Lutando contra o chamado monismo “neutro” e idealista de Berkeley, Lênin o contrapôs ao monismo materialista da filosofia marxista, cuja essência ele expressou com uma fórmula de extremo laconismo e concisão: o psíquico, a consciência, o espírito é “a função do cérebro, a reflexão do mundo exterior”.(1)
Nos familiarizamos tanto com esta fórmula, ela se converteu em algo tão evidente, em algo tão claro em si mesma, que nem sempre percebemos o poder de síntese que é necessário para soldar suas duas partes em um todo.
A primeira parte da fórmula segundo a qual o psíquico, a sensação, o pensamento é função ou fruto do cérebro, separado da segunda parte, mais de uma vez — como podemos comprovar pela história da filosofia — levou a afirmar que a sensação, o pensamento, a imagem, engendrados pelo cérebro, são determinados por ele e expressam a natureza do órgão que os produz, não seu objeto. Onde esta tese encontrou sua expressão mais definitiva foi na teoria da sensação formulada pelo chamado idealismo fisiológico, objeto da crítica de Lênin. Enquanto a tese relativa ao psíquico como reflexão(2) da realidade objetiva [otrazhenii ob’yektivnoy real’nosti] — segunda parte da fórmula de Lênin — se afirma o caráter determinado da sensação, da percepção, do pensamento, da consciência por parte de seu objeto.
Para superar todo antagonismo possível entre os dois princípios desta fórmula, foi necessário transformar de maneira mais profunda e revolucionária a concepção que havia adquirido status de natureza na fisiologia dos sentidos e passar da ideia da função como trabalho do órgão determinado apenas a partir do interior por sua estrutura morfológica, à ideia da função como atividade do cérebro que responde à ação do mundo exterior e que estabelece uma interação entre o indivíduo e dito mundo. A transição a este novo conceito da função do cérebro exigiu que se criasse a teoria do reflexo da atividade cerebral. A atividade psíquica do cérebro pode ser uma reflexão do mundo apenas se a atividade do próprio cérebro seja uma atividade reflexiva, ou seja, constitua uma resposta às influências do mundo exterior, por elas condicionada. A teoria do reflexo foi a ligação necessária que, no nível das ciências naturais, permitiu estabelecer um nexo mediado entre as duas partes componentes da fórmula de Lênin, entre os dois princípios unidos por Lênin em uma unidade como característica do monismo materialista.
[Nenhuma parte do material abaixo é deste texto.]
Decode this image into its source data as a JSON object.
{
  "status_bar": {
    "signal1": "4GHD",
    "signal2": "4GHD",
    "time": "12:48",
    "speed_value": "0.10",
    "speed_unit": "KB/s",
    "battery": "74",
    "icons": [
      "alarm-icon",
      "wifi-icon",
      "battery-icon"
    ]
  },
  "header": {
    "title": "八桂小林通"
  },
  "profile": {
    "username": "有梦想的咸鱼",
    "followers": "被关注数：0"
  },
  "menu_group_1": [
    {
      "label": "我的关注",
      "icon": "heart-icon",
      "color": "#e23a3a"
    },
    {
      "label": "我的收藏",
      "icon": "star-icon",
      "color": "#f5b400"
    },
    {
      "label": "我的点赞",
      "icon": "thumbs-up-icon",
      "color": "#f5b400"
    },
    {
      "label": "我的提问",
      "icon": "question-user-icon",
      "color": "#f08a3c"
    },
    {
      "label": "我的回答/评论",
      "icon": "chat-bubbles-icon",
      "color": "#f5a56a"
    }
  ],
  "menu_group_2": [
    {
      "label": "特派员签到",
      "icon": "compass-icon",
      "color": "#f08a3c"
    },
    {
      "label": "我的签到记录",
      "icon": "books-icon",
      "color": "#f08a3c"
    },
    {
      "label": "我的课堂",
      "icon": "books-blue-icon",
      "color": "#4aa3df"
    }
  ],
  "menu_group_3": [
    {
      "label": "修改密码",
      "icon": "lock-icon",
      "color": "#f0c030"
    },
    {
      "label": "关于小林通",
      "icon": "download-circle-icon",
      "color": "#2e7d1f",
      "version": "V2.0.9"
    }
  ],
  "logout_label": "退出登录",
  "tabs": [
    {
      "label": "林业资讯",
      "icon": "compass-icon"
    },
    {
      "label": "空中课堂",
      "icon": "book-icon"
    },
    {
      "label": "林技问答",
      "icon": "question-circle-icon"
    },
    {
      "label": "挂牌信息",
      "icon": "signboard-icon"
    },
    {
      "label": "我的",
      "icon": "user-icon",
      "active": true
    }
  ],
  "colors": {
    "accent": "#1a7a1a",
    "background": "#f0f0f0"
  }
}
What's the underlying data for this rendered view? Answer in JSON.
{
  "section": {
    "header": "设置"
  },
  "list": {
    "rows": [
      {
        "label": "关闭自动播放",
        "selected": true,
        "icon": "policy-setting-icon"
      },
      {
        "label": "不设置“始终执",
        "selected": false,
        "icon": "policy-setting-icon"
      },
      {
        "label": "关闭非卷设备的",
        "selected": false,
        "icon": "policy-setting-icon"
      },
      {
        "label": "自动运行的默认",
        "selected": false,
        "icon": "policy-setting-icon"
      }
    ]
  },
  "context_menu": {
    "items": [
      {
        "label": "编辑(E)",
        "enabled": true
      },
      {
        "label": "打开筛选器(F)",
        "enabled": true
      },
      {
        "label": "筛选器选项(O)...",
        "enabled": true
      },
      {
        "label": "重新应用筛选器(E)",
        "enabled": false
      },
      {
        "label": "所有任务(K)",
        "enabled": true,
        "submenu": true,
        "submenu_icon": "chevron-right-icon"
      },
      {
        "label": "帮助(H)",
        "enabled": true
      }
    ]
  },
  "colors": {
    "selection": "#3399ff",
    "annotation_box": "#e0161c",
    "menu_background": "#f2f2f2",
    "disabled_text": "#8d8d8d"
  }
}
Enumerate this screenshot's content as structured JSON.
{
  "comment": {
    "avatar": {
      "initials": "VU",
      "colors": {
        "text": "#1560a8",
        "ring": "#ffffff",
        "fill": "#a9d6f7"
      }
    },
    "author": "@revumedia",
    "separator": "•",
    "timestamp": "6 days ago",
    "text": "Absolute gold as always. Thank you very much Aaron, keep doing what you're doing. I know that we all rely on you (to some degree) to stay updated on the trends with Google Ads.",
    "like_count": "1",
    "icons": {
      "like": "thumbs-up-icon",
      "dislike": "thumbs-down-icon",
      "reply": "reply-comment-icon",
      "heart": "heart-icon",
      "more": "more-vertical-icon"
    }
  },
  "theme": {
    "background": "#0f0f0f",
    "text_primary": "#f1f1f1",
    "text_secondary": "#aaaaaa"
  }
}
Lênin contrapôs o monismo materialista ao monismo “neutro” do machianismo.(3) Quando Lênin, trabalhando em seu Materialismo e Empiriocriticismo, submeteu à crítica o machianismo — o monismo “neutro” — e formulou a essência do monismo materialista, ainda não estava bem claro como o machianismo havia penetrado na psicologia e as consequências deste fato para a filosofia, assim como a concepção do monismo materialista ainda não havia recebido sua ampla expressão científica na teoria de Pavlov sobre a atividade nervosa superior.
O surgimento do machianismo estava ligado à crise da física. Então, o machismo começou a penetrar na psicologia. Não só a matéria, mas também a consciência começou a dissolver-se na experiência ambiguamente concebida. Em resposta à afirmação dos machianos da física: “A matéria desapareceu”, ressoou, como um eco, a marca do machiano da psicologia: “A consciência se evaporou” (James). Mas quando do homem, sobretudo de seu cérebro, foi extraída aparentemente, a consciência (sensação, pensamento etc.) e vertida ao exterior como experiência, no homem não permaneceu mais que as reações como objeto da psicologia. Deste modo, o machianismo expôs completamente a crise da psicologia idealista da consciência e preparou o terreno para o behaviorismo, no qual, mais tarde, baseou suas estruturações filosóficas o neorrealismo, nova variedade do monismo “neutro” (Russell e outros).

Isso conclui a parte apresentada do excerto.